This Is My Brain, and I’m Choosing to Love It
- Jodi Rae
- Nov 24
- 3 min read
I’ve been trying to finish writing the story about how I found out my husband was cheating on me, and the moment I finally decided to leave. But honestly? I just… don’t feel like going there right now. That part of my life will come out in pieces when it wants to. Today, I’m more focused on something else: figuring myself out. Learning to accept my brain exactly as it is. Being okay with me.

For a long time, people told me I “didn’t think like others,” so I tried to make myself smaller. Quieter. I kept my ideas tucked inside my head because I thought they were too much, too big, too over-the-top, too weird. Even my girls, as they got older, learned more, studied psychology in college, would tell me, “Mom, you might have ADHD,” or “Mom, your brain never shuts off.” "Mom, you have 10 projects going right now." And they weren’t wrong. It really doesn’t shut off.
My last boyfriend used to look at me and ask, “What are you thinking right now?”And I never wanted to answer, because usually the truth was… everything. All at once. In layers. A few times, I would share some of my thoughts; they weren't received as I'd hoped.
Then I’d ask him what he was thinking, and he would say, “Nothing.”I never believed him.

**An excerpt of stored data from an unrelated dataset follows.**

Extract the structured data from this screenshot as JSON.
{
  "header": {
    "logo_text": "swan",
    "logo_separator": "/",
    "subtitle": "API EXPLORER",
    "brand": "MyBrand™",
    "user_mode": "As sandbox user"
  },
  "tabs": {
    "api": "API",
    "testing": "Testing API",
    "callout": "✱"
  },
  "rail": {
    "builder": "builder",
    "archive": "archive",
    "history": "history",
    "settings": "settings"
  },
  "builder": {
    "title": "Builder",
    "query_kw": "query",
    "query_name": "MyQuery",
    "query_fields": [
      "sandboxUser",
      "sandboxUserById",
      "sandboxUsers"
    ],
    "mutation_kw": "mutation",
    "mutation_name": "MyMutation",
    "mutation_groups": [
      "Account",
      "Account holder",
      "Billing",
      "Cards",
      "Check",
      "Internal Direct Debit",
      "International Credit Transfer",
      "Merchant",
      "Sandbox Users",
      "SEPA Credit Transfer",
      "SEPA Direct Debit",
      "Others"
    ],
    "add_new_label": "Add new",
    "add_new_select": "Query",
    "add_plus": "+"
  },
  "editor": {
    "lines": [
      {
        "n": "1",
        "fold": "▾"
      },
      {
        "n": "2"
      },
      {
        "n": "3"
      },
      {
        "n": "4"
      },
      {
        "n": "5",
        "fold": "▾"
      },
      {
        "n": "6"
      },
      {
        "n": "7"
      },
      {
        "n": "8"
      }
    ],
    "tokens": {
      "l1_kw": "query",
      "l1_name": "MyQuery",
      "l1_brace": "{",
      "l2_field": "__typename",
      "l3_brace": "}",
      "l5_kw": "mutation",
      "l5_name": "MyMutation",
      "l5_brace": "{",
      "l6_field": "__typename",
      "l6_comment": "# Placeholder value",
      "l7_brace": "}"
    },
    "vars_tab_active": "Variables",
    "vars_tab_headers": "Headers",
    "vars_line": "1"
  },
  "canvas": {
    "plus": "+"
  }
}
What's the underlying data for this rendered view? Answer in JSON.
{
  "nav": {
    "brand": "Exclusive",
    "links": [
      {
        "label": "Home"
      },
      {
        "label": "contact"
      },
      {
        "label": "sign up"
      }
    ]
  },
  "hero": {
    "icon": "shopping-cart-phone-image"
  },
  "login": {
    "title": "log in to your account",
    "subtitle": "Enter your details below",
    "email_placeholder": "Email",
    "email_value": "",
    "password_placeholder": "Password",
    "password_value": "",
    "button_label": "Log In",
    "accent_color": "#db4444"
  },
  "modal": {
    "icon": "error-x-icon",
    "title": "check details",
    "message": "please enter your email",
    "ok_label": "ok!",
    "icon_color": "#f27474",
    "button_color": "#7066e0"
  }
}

I couldn’t grasp how a person could sit on the couch, eat dinner, watch a show, and genuinely think nothing. Meanwhile, my brain was planning tomorrow, reliving yesterday, wondering what my girls were doing, replaying conversations, imagining future trips, inventing crafts, calculating grocery lists, and thinking about ten different emotional things at once.
So I assumed I must be strange. Too much. Too scattered.I stopped sharing what was going on in my head because I didn’t want to sound odd or be judged.
A couple days ago, I tried a medication that supposedly slows your brain down. Helps you focus. Makes you neater, more organized, more linear. And I. did. not. like. it.
My brain went quiet in a way that felt unnatural, like someone dimmed the lights on my personality. I’ve lived 54 years with this mind. I’ve learned to work with it. It’s loud, but it’s creative. It’s scattered, but it’s alive. It jumps, but it’s mine.
Today, while running errands on a Saturday morning, something shifted. My thoughts started popping again one after another, and I felt like myself. I was thinking about Thanksgiving and activities I could bring to work. Then Christmas and what I want to do for my girls. Then, a possible trip I might take. Then, how could I make that Spain Eclipse trip happen for myself and my extended family? Then crafts I want to do when I get home. Then this blog. Then how much I actually like this busy, buzzing brain of mine.
And then I thought: I don’t want to be black-and-white about life anymore. I can live in the gray.
I don’t need to be angry at my ex forever, even though he changed our family’s path in a way I never asked for. I can still care about him, still humanly love him, without wanting him back or excusing his choices. I don’t want to carry that heavy anger around it doesn’t fit me.
My middle daughter is so much like this, too. She’s a gray thinker. She forgives easily. She wants to be kind to the people who’ve hurt her. And I want to encourage that in her, not shut it down. Life isn’t black and white. People aren’t. Pain isn’t.
If you have a kind, gentle spirit, why should you hide it?Why let other people convince you that softness is weakness?
What if we all started talking about the people who hurt us in more humane ways? Not “they’re wonderful,” not false praise, just… honesty.“They made mistakes.”“They’re human.”“They’re trying to figure themselves out, too.”
What if that was enough?What if kindness didn’t have to mean closeness?What if grace didn’t have to mean forgetting?
If someone chooses to live in black and white and cut off family for years, that’s their choice. But I don’t want to live that way anymore. I used to think I had to, especially as a mom, to teach my girls “not to accept bad behavior.” But honestly? What I should’ve shown them instead was this:
“I want a partner who shares my heart and spirit. Their dad didn’t. That doesn’t make him evil - just different.”
I’m learning that there’s space in the world for people like me - people whose minds jump, wander, create, heal, and soften all at once.
And maybe the real work of this next chapter is loving the way my brain works, instead of trying to fix it.